About Glastonbury Abbey
Glastonbury Abbey is one of the most important historic abbeys in Britain and the focal point of myth, legend and important historical events.
Although the original stone church of Glastonbury Abbey was constructed by Saxon King Ine of Wessex in around 712AD, the site has a history said to trace back to the 1st century. It is believed that the traditional building of the old church took place in 63AD and that Jesus was brought here by his great uncle, Joseph of Arimathea.
The 8th century stone church underwent significant enlargement in the 10th century under the remit of the Abbot of Glastonbury and future Archbishop of Canterbury, St. Dunstan. It was added to further under the Normans. So much so in fact that the 1086 Doomsday Book listed Glastonbury Abbey as the nation’s wealthiest monastery.

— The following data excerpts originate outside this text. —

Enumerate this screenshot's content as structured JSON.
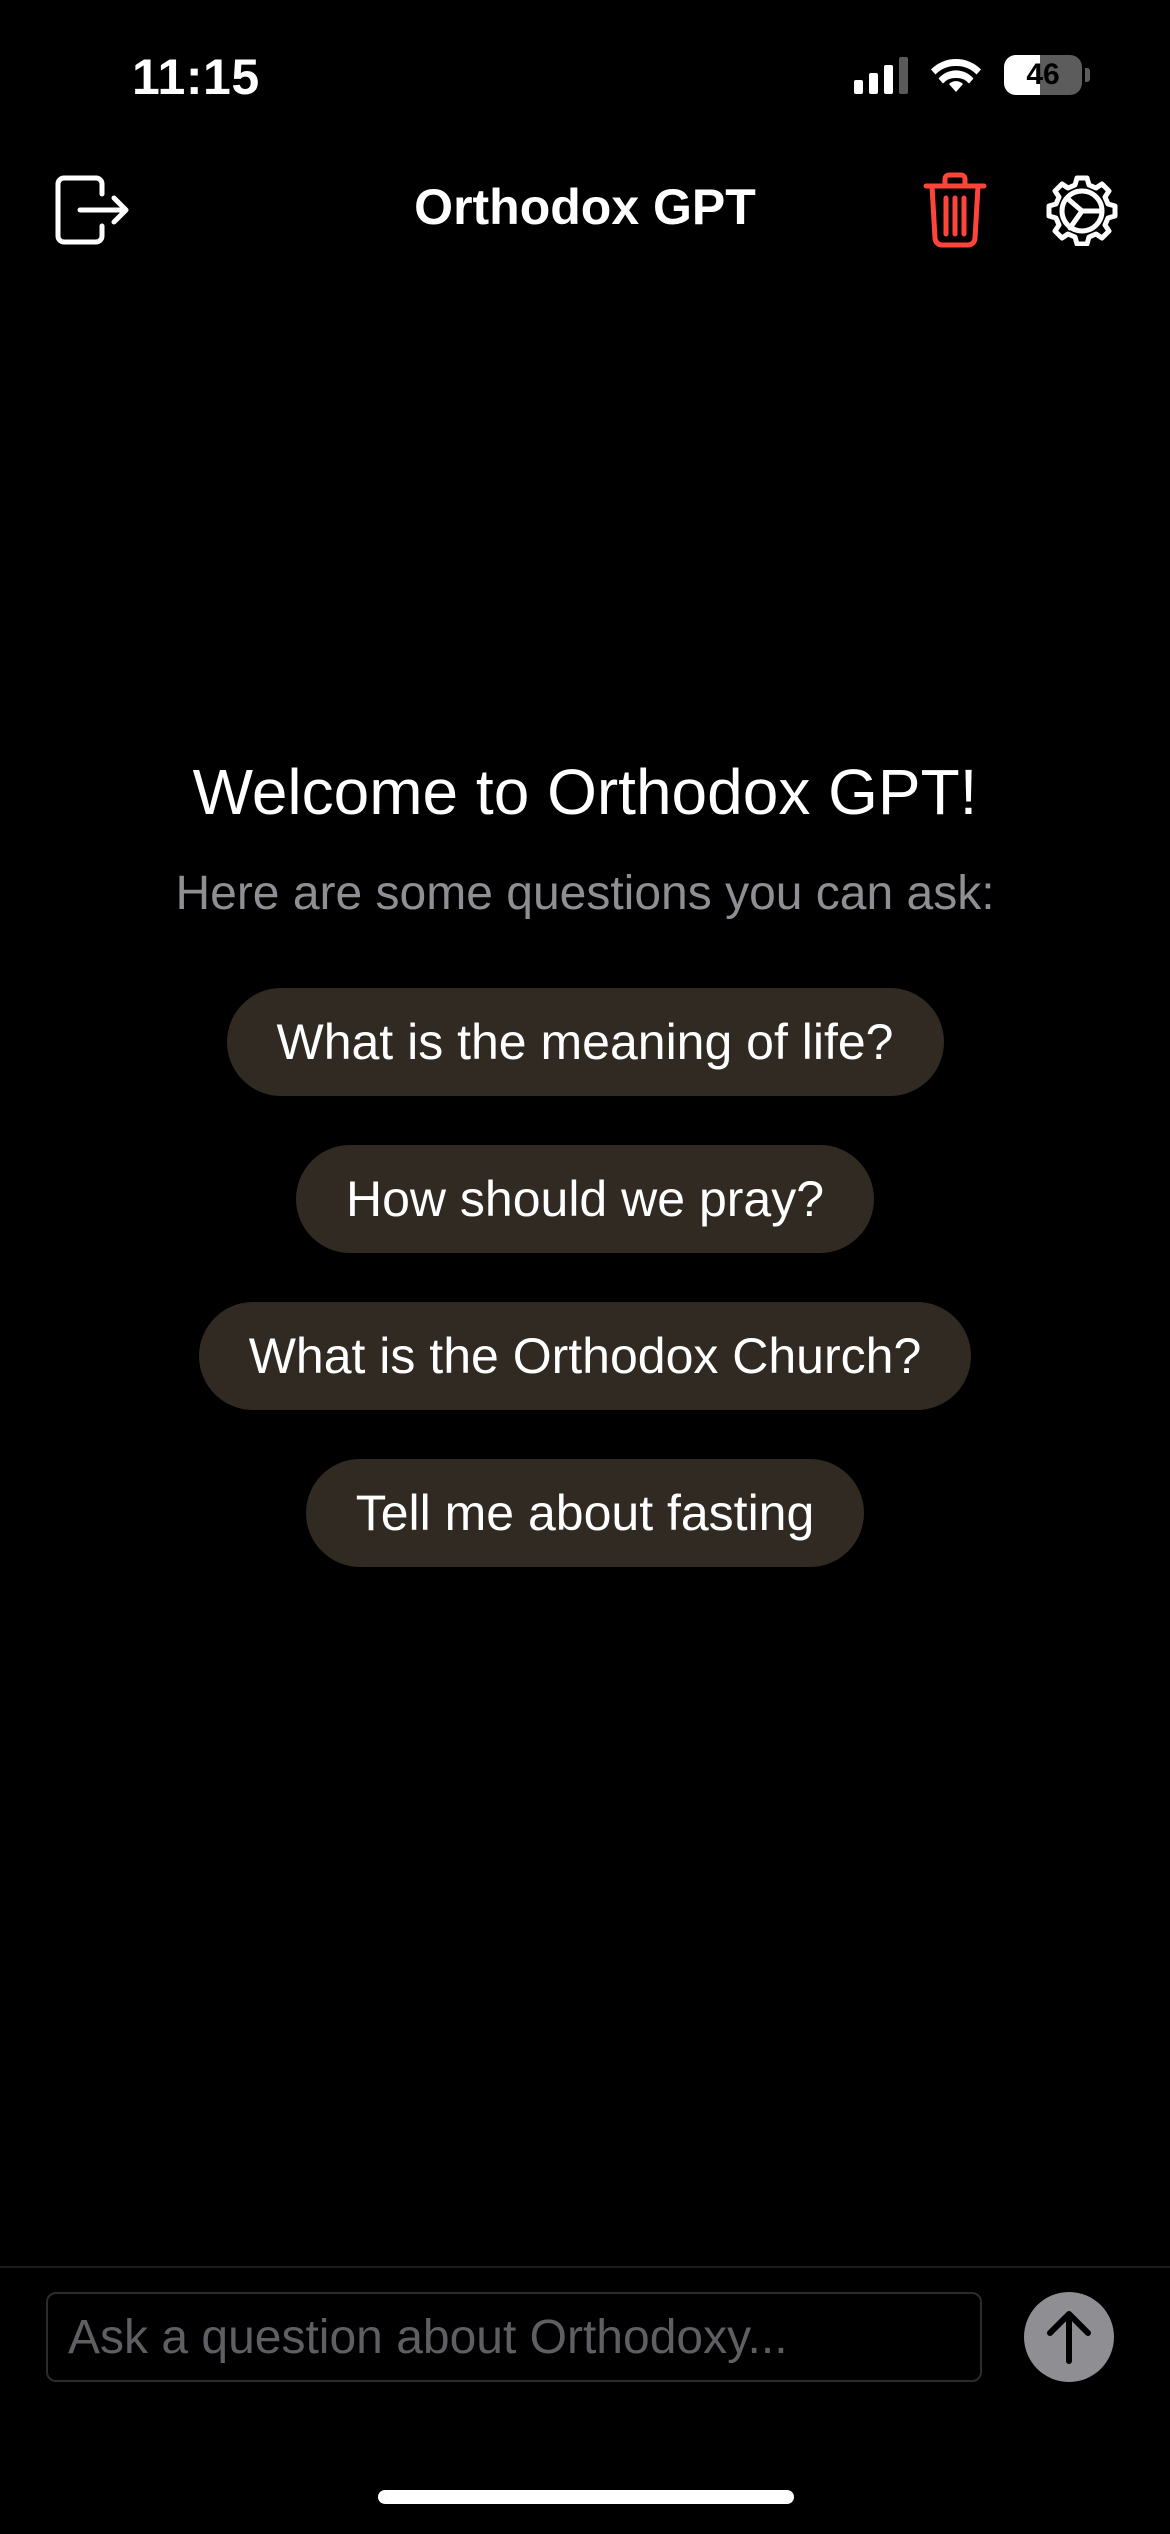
{
  "status_bar": {
    "time": "11:15",
    "battery_level": "46",
    "battery_fraction": 0.46,
    "icons": [
      "cellular-signal-icon",
      "wifi-icon",
      "battery-icon"
    ]
  },
  "nav": {
    "title": "Orthodox GPT",
    "icons": [
      "logout-icon",
      "trash-icon",
      "settings-icon"
    ],
    "trash_color": "#ff453a"
  },
  "welcome": {
    "title": "Welcome to Orthodox GPT!",
    "subtitle": "Here are some questions you can ask:"
  },
  "suggestions": [
    "What is the meaning of life?",
    "How should we pray?",
    "What is the Orthodox Church?",
    "Tell me about fasting"
  ],
  "composer": {
    "placeholder": "Ask a question about Orthodoxy...",
    "value": "",
    "send_icon": "arrow-up-icon"
  },
  "colors": {
    "background": "#000000",
    "chip_background": "#302a23",
    "subtitle": "#8e8e93",
    "send_button": "#8e8e93"
  }
}
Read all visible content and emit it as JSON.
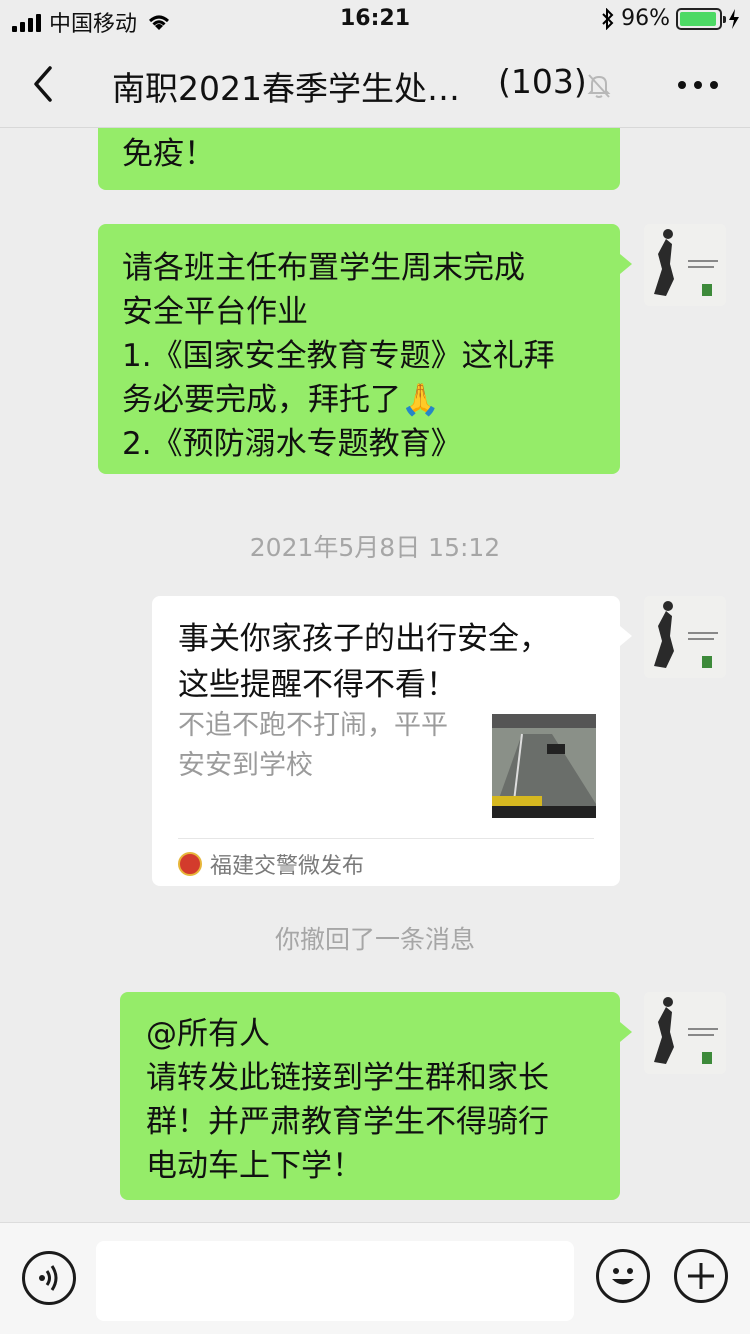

Sadly, much of Glastonbury Abbey was destroyed in a great fire in 1184, eventually being restored and its Great Church being consecrated in 1213. Glastonbury Abbey would continue to thrive for a few more centuries, only to finally be dissolved by King Henry VIII in 1539.
Today, the picturesque ruins of Glastonbury Abbey are a popular tourist site. Many people come to see it for its stunning ruins, others to see the place where legend has it that King Arthur and Guinevere were once buried.